Однажды, проходя мимо одной из деревень, он увидел издали старого крестьянина, который рубил дрова. Свою куртку он повесил на забор, чтоб не мешала. Давид дождался, пока старик положил топор и зашел в дом, быстро огляделся кругом, без всяких колебаний схватил куртку и бросился бежать. Куртка оказалась из толстой шерсти, на теплой подкладке. Давид укоротил ей рукава осколком стекла, обрезками рукавов обмотал босые ноги, потом разобрал кусок веревки на длинные нитки и этими нитками обвязал и скрепил свою самодельную обувь.

Несколько раз он с помощью Маришиного стекла пробовал разжечь костер, чтобы согреться, но это удавалось крайне редко — то ли потому, что солнце появлялось лишь на мгновенье и сразу скрывалось за тучами, то ли потому, что все вокруг было мокрым.

Однажды ночью начал идти снег и шел, не переставая.

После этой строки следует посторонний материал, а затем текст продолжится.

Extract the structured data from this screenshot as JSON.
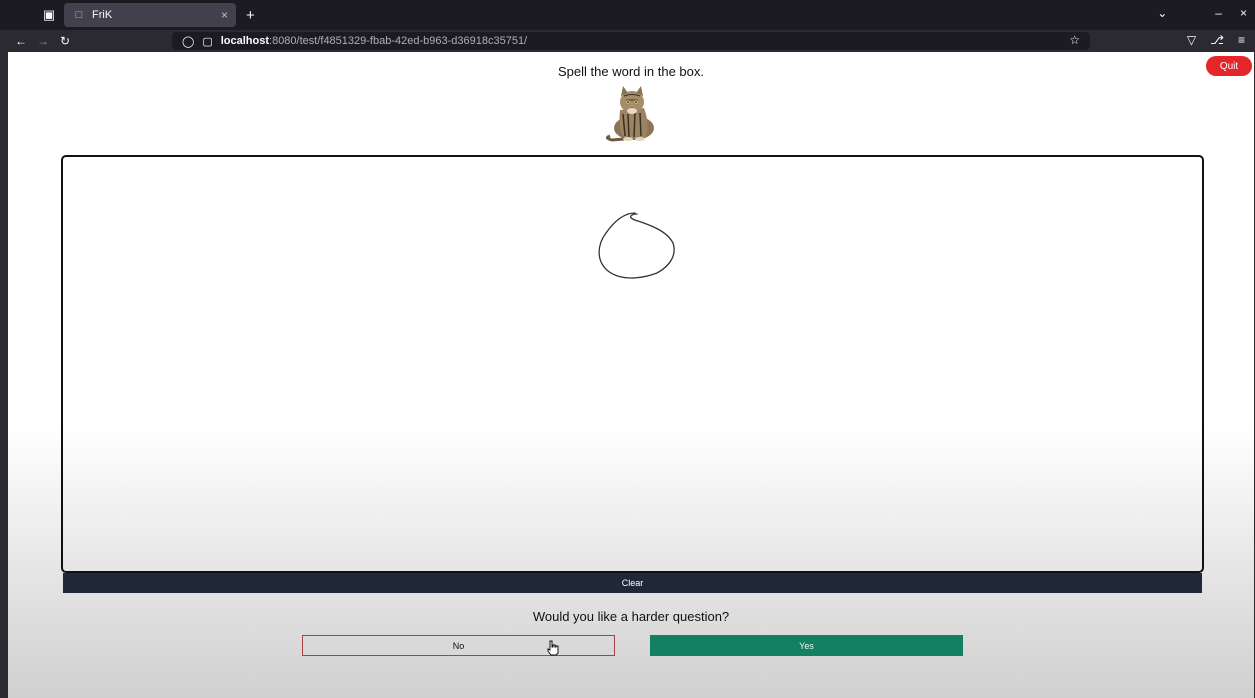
{
  "browser": {
    "tab": {
      "title": "FriK",
      "close": "×"
    },
    "new_tab": "+",
    "url_host": "localhost",
    "url_path": ":8080/test/f4851329-fbab-42ed-b963-d36918c35751/",
    "icons": {
      "tab_list": "tab-list-icon",
      "back": "arrow-left-icon",
      "forward": "arrow-right-icon",
      "reload": "reload-icon",
      "shield": "shield-icon",
      "page": "page-icon",
      "star": "star-icon",
      "pocket": "pocket-icon",
      "extensions": "extensions-icon",
      "menu": "menu-icon"
    }
  },
  "page": {
    "quit_label": "Quit",
    "prompt": "Spell the word in the box.",
    "clear_label": "Clear",
    "question": "Would you like a harder question?",
    "no_label": "No",
    "yes_label": "Yes"
  },
  "colors": {
    "quit_bg": "#e3262a",
    "clear_bg": "#1e2837",
    "no_border": "#a8443e",
    "yes_bg": "#138061"
  }
}
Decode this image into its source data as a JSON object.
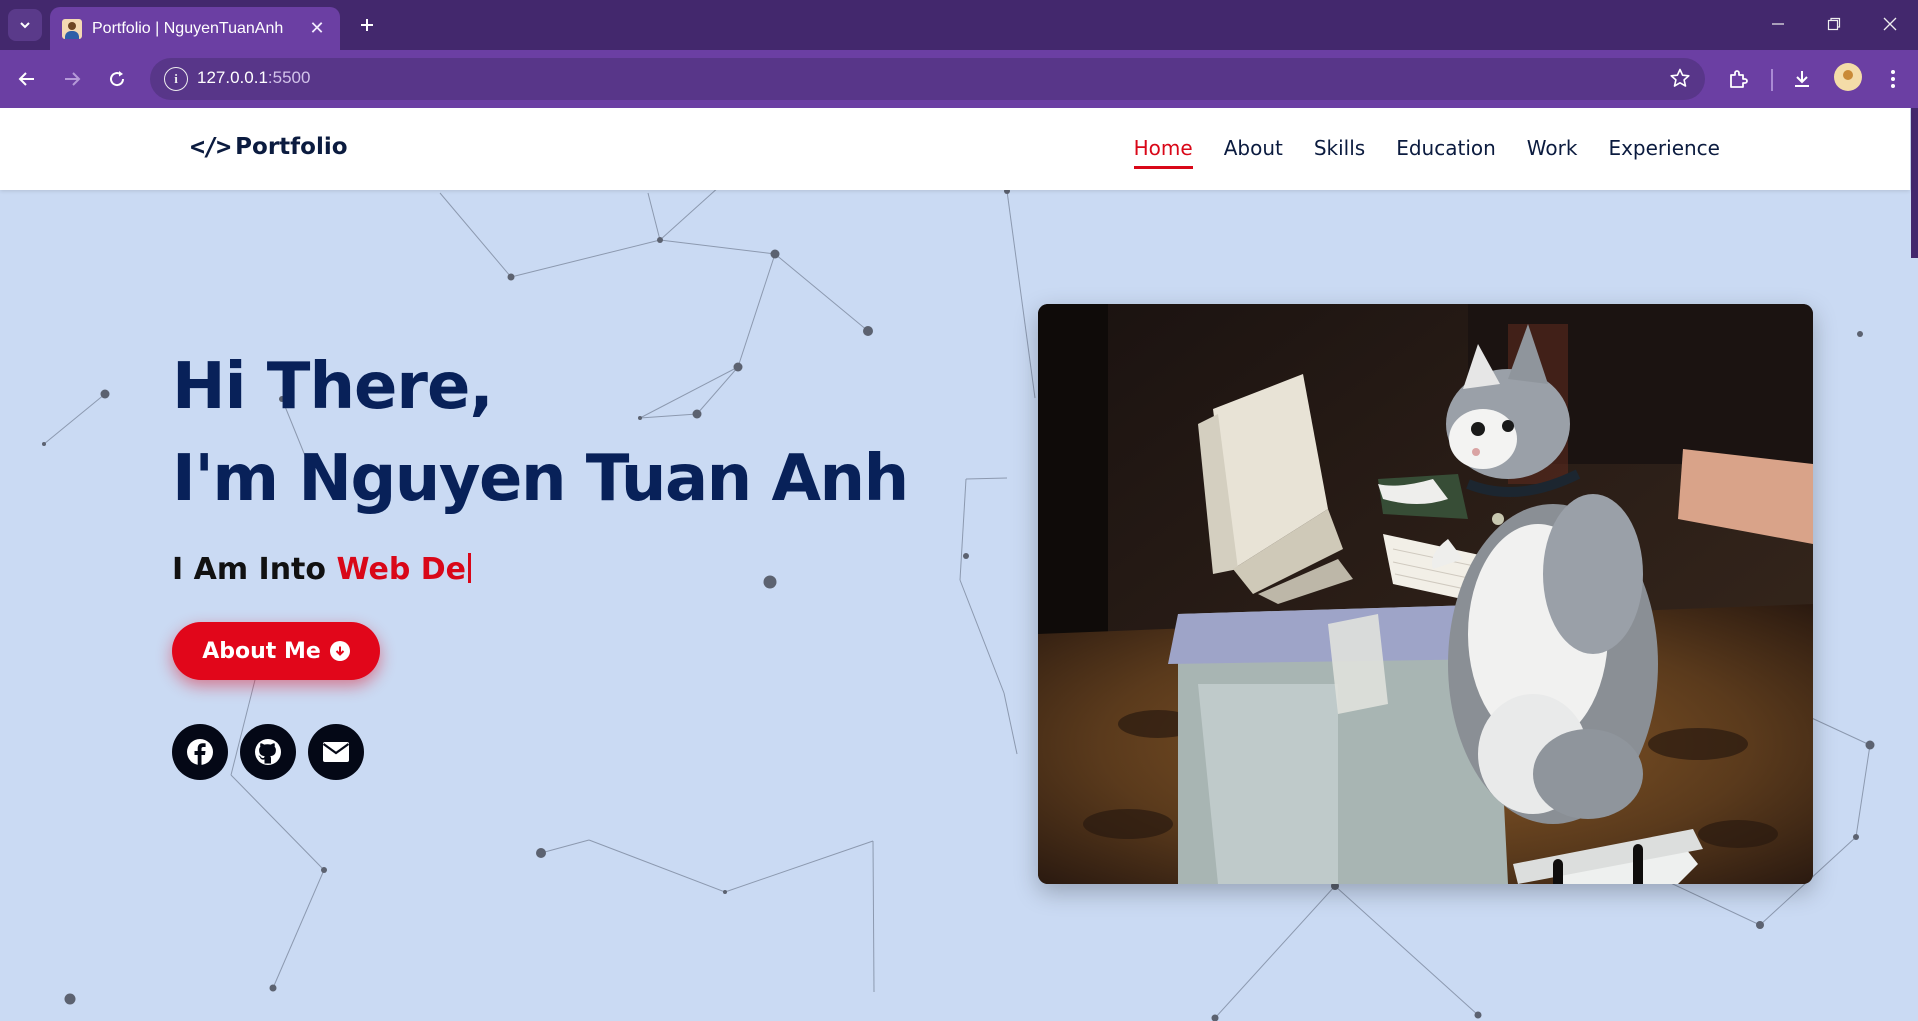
{
  "browser": {
    "tab_title": "Portfolio | NguyenTuanAnh",
    "url_host": "127.0.0.1",
    "url_port": ":5500",
    "icons": [
      "tab-search-icon",
      "close-icon",
      "plus-icon",
      "minimize-icon",
      "restore-icon",
      "back-icon",
      "forward-icon",
      "reload-icon",
      "info-icon",
      "star-icon",
      "extensions-icon",
      "download-icon",
      "menu-icon"
    ]
  },
  "header": {
    "brand_icon": "</>",
    "brand": "Portfolio",
    "nav": [
      {
        "label": "Home",
        "active": true
      },
      {
        "label": "About",
        "active": false
      },
      {
        "label": "Skills",
        "active": false
      },
      {
        "label": "Education",
        "active": false
      },
      {
        "label": "Work",
        "active": false
      },
      {
        "label": "Experience",
        "active": false
      }
    ]
  },
  "hero": {
    "greeting": "Hi There,",
    "name": "I'm Nguyen Tuan Anh",
    "typed_prefix": "I Am Into ",
    "typed_text": "Web De",
    "cta_label": "About Me",
    "socials": [
      {
        "name": "facebook",
        "icon": "facebook-icon"
      },
      {
        "name": "github",
        "icon": "github-icon"
      },
      {
        "name": "email",
        "icon": "envelope-icon"
      }
    ],
    "image_subject": "kitten typing on a retro computer"
  },
  "colors": {
    "accent": "#d90718",
    "heading": "#082159",
    "background": "#cadaf3",
    "chrome_dark": "#43286d",
    "chrome": "#6b3fa3"
  }
}
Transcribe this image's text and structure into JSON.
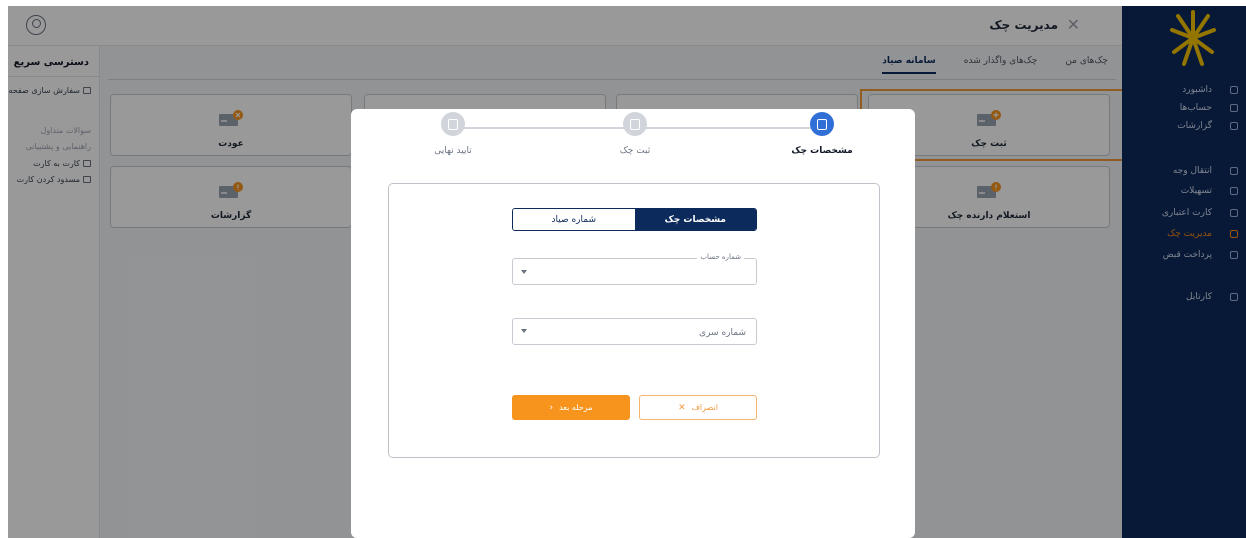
{
  "header": {
    "title": "مدیریت چک",
    "close_icon": "close-icon",
    "user_icon": "user-icon"
  },
  "quick_access": {
    "title": "دسترسی سریع",
    "items": [
      {
        "label": "سفارش سازی صفحه",
        "icon": "settings-icon",
        "muted": false
      },
      {
        "label": "سوالات متداول",
        "muted": true
      },
      {
        "label": "راهنمایی و پشتیبانی",
        "muted": true
      },
      {
        "label": "کارت به کارت",
        "icon": "card-icon",
        "muted": false
      },
      {
        "label": "مسدود کردن کارت",
        "icon": "block-card-icon",
        "muted": false
      }
    ]
  },
  "nav": {
    "items": [
      {
        "label": "داشبورد",
        "icon": "dashboard-icon"
      },
      {
        "label": "حساب‌ها",
        "icon": "accounts-icon"
      },
      {
        "label": "گزارشات",
        "icon": "reports-icon"
      },
      {
        "label": "انتقال وجه",
        "icon": "transfer-icon"
      },
      {
        "label": "تسهیلات",
        "icon": "loan-icon"
      },
      {
        "label": "کارت اعتباری",
        "icon": "credit-card-icon"
      },
      {
        "label": "مدیریت چک",
        "icon": "cheque-icon",
        "active": true
      },
      {
        "label": "پرداخت قبض",
        "icon": "bill-icon"
      },
      {
        "label": "کارتابل",
        "icon": "cartable-icon"
      }
    ],
    "active_color": "#ff8c1a"
  },
  "tabs": [
    {
      "label": "چک‌های من",
      "active": false
    },
    {
      "label": "چک‌های واگذار شده",
      "active": false
    },
    {
      "label": "سامانه صیاد",
      "active": true
    }
  ],
  "cards": {
    "register": "ثبت چک",
    "return": "عودت",
    "holder_inquiry": "استعلام دارنده چک",
    "reports": "گزارشات"
  },
  "modal": {
    "steps": [
      {
        "label": "مشخصات چک",
        "active": true
      },
      {
        "label": "ثبت چک",
        "active": false
      },
      {
        "label": "تایید نهایی",
        "active": false
      }
    ],
    "segment": {
      "active": "مشخصات چک",
      "inactive": "شماره صیاد"
    },
    "account_field": {
      "label": "شماره حساب",
      "value": ""
    },
    "serial_field": {
      "placeholder": "شماره سری",
      "value": ""
    },
    "buttons": {
      "next": "مرحله بعد",
      "cancel": "انصراف"
    }
  },
  "colors": {
    "primary": "#0d2a5c",
    "accent": "#f7941d",
    "step_active": "#2f6fd6",
    "highlight": "#f29a3b"
  }
}
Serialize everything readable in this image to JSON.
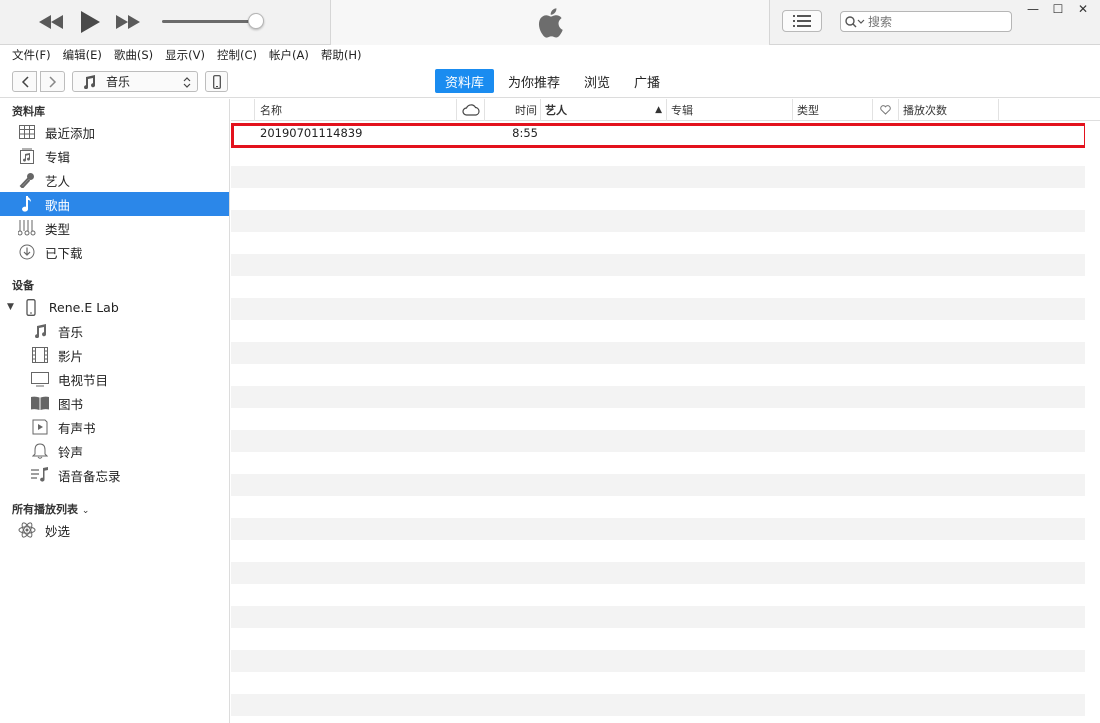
{
  "menu": [
    "文件(F)",
    "编辑(E)",
    "歌曲(S)",
    "显示(V)",
    "控制(C)",
    "帐户(A)",
    "帮助(H)"
  ],
  "search": {
    "placeholder": "搜索"
  },
  "window_controls": {
    "minimize": "—",
    "maximize": "☐",
    "close": "✕"
  },
  "nav": {
    "media_select": "音乐",
    "tabs": [
      {
        "label": "资料库",
        "active": true
      },
      {
        "label": "为你推荐",
        "active": false
      },
      {
        "label": "浏览",
        "active": false
      },
      {
        "label": "广播",
        "active": false
      }
    ]
  },
  "sidebar": {
    "library_header": "资料库",
    "library_items": [
      {
        "label": "最近添加",
        "icon": "grid-icon"
      },
      {
        "label": "专辑",
        "icon": "album-icon"
      },
      {
        "label": "艺人",
        "icon": "microphone-icon"
      },
      {
        "label": "歌曲",
        "icon": "music-note-icon",
        "selected": true
      },
      {
        "label": "类型",
        "icon": "genre-icon"
      },
      {
        "label": "已下载",
        "icon": "download-icon"
      }
    ],
    "devices_header": "设备",
    "device_name": "Rene.E Lab",
    "device_items": [
      {
        "label": "音乐",
        "icon": "music-note-icon"
      },
      {
        "label": "影片",
        "icon": "film-icon"
      },
      {
        "label": "电视节目",
        "icon": "tv-icon"
      },
      {
        "label": "图书",
        "icon": "book-icon"
      },
      {
        "label": "有声书",
        "icon": "audiobook-icon"
      },
      {
        "label": "铃声",
        "icon": "bell-icon"
      },
      {
        "label": "语音备忘录",
        "icon": "voice-memo-icon"
      }
    ],
    "playlists_header": "所有播放列表",
    "playlist_items": [
      {
        "label": "妙选",
        "icon": "genius-icon"
      }
    ]
  },
  "table": {
    "columns": {
      "name": "名称",
      "time": "时间",
      "artist": "艺人",
      "album": "专辑",
      "genre": "类型",
      "plays": "播放次数"
    },
    "rows": [
      {
        "name": "20190701114839",
        "time": "8:55"
      }
    ]
  },
  "colors": {
    "accent": "#1a8cf0",
    "selection": "#2b87e9",
    "highlight_box": "#e3121d"
  }
}
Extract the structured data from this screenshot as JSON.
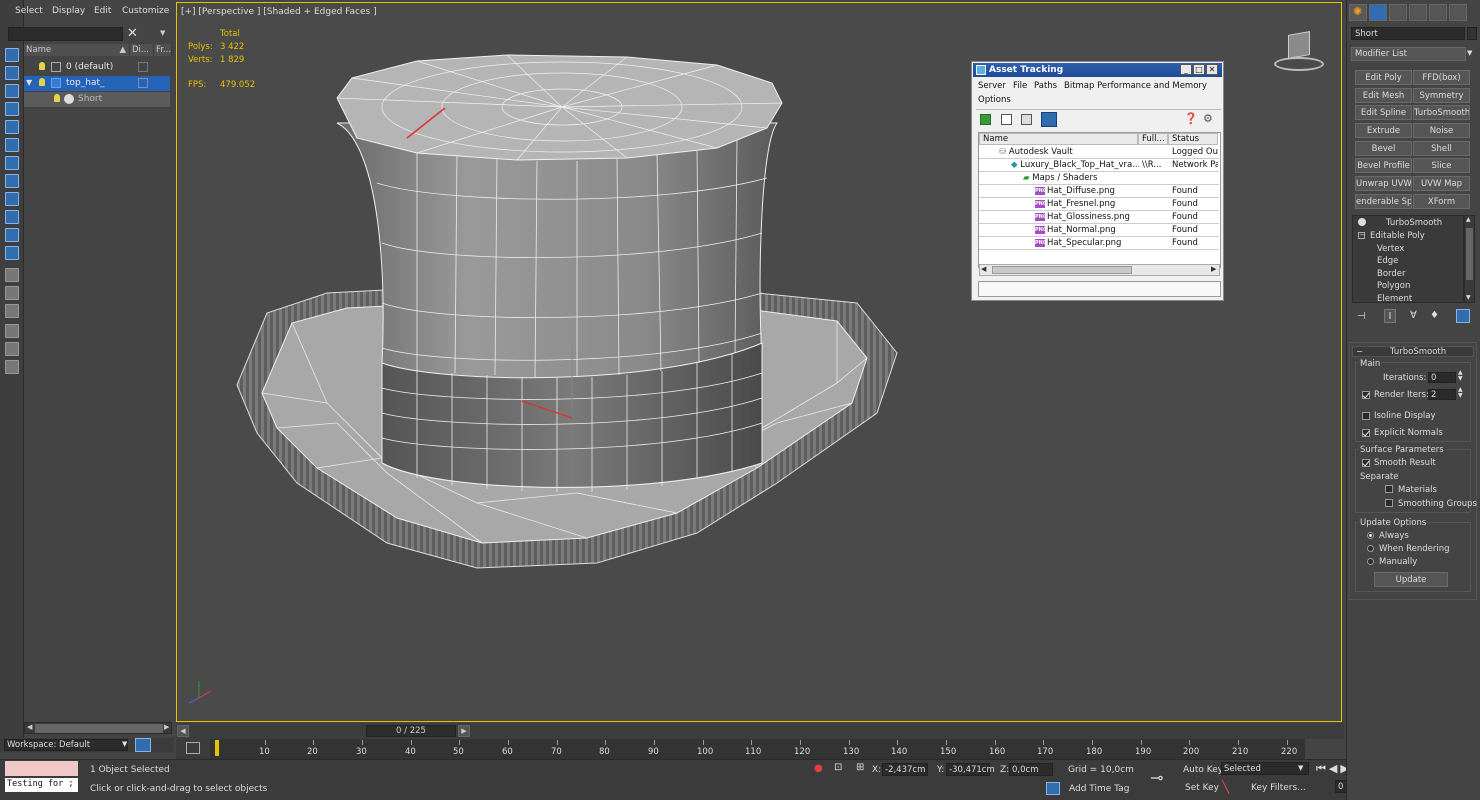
{
  "scene_explorer": {
    "menu": [
      "Select",
      "Display",
      "Edit",
      "Customize"
    ],
    "columns": [
      "Name",
      "Di...",
      "Fr..."
    ],
    "rows": [
      "0 (default)",
      "top_hat_",
      "Short"
    ],
    "workspace": "Workspace: Default"
  },
  "viewport": {
    "label": "[+] [Perspective ] [Shaded + Edged Faces ]",
    "stats": {
      "total_label": "Total",
      "polys_label": "Polys:",
      "polys_value": "3 422",
      "verts_label": "Verts:",
      "verts_value": "1 829",
      "fps_label": "FPS:",
      "fps_value": "479.052"
    }
  },
  "timeline": {
    "slider": "0 / 225",
    "ticks": [
      "10",
      "20",
      "30",
      "40",
      "50",
      "60",
      "70",
      "80",
      "90",
      "100",
      "110",
      "120",
      "130",
      "140",
      "150",
      "160",
      "170",
      "180",
      "190",
      "200",
      "210",
      "220"
    ]
  },
  "status": {
    "maxscript": "Testing for ;",
    "selected": "1 Object Selected",
    "prompt": "Click or click-and-drag to select objects",
    "x_label": "X:",
    "x_value": "-2,437cm",
    "y_label": "Y:",
    "y_value": "-30,471cm",
    "z_label": "Z:",
    "z_value": "0,0cm",
    "grid": "Grid = 10,0cm",
    "auto_key": "Auto Key",
    "set_key": "Set Key",
    "selected_dropdown": "Selected",
    "key_filters": "Key Filters...",
    "add_time_tag": "Add Time Tag",
    "frame": "0"
  },
  "command_panel": {
    "object_name": "Short",
    "modifier_list": "Modifier List",
    "modifier_buttons": [
      "Edit Poly",
      "FFD(box)",
      "Edit Mesh",
      "Symmetry",
      "Edit Spline",
      "TurboSmooth",
      "Extrude",
      "Noise",
      "Bevel",
      "Shell",
      "Bevel Profile",
      "Slice",
      "Unwrap UVW",
      "UVW Map",
      "enderable Splin",
      "XForm"
    ],
    "stack": [
      "TurboSmooth",
      "Editable Poly",
      "Vertex",
      "Edge",
      "Border",
      "Polygon",
      "Element"
    ],
    "turbosmooth": {
      "title": "TurboSmooth",
      "main": "Main",
      "iterations_label": "Iterations:",
      "iterations_value": "0",
      "render_iters_label": "Render Iters:",
      "render_iters_value": "2",
      "isoline": "Isoline Display",
      "explicit_normals": "Explicit Normals",
      "surface_params": "Surface Parameters",
      "smooth_result": "Smooth Result",
      "separate": "Separate",
      "materials": "Materials",
      "smoothing_groups": "Smoothing Groups",
      "update_options": "Update Options",
      "always": "Always",
      "when_rendering": "When Rendering",
      "manually": "Manually",
      "update_button": "Update"
    }
  },
  "asset_tracking": {
    "title": "Asset Tracking",
    "menu": [
      "Server",
      "File",
      "Paths",
      "Bitmap Performance and Memory",
      "Options"
    ],
    "columns": [
      "Name",
      "Full...",
      "Status"
    ],
    "rows": [
      {
        "name": "Autodesk Vault",
        "full": "",
        "status": "Logged Out"
      },
      {
        "name": "Luxury_Black_Top_Hat_vra...",
        "full": "\\\\R...",
        "status": "Network Path"
      },
      {
        "name": "Maps / Shaders",
        "full": "",
        "status": ""
      },
      {
        "name": "Hat_Diffuse.png",
        "full": "",
        "status": "Found"
      },
      {
        "name": "Hat_Fresnel.png",
        "full": "",
        "status": "Found"
      },
      {
        "name": "Hat_Glossiness.png",
        "full": "",
        "status": "Found"
      },
      {
        "name": "Hat_Normal.png",
        "full": "",
        "status": "Found"
      },
      {
        "name": "Hat_Specular.png",
        "full": "",
        "status": "Found"
      }
    ]
  }
}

Давид вышел из лесу, голодный и дрожащий от холода, и пошел искать работу. Снег падал весь тот день, и Давид в течение многих часов с трудом пробивал себе дорогу. Только с наступлением темноты он добрался до какой-то деревни, наполовину утонувшей в белых сугробах. Холодный ветер дул в лицо. Ни одной живой души не было снаружи — ни человека, ни собаки. Снег лежал вокруг домов, на соломенных крышах, на телегах, колодцах и заборах. Только перед избами, амбарами и помещениями для скотины были расчищены узкие тропки. В центре деревни тоже были протоптаны дорожки, и Давид пошел по ним. В некоторых окнах виднелся слабый свет. Он вошел в один из дворов, направился прямиком к амбару, закопался в солому в защищенном от ветра углу, закутался в свою просторную куртку и уснул. Давид спал беспокойным сном, время от времени просыпался, дрожа, как в лихорадке, и снова засыпал. Ему снилось, что они с мамой снова находятся в гестапо. Потом он увидел лицо какого-то чужого человека, который притворялся его отцом. Он проснулся от страха. «Я болен», — подумал он. «Всегда иди к бедным, Давид, они скорее готовы помочь». — «Да, папа».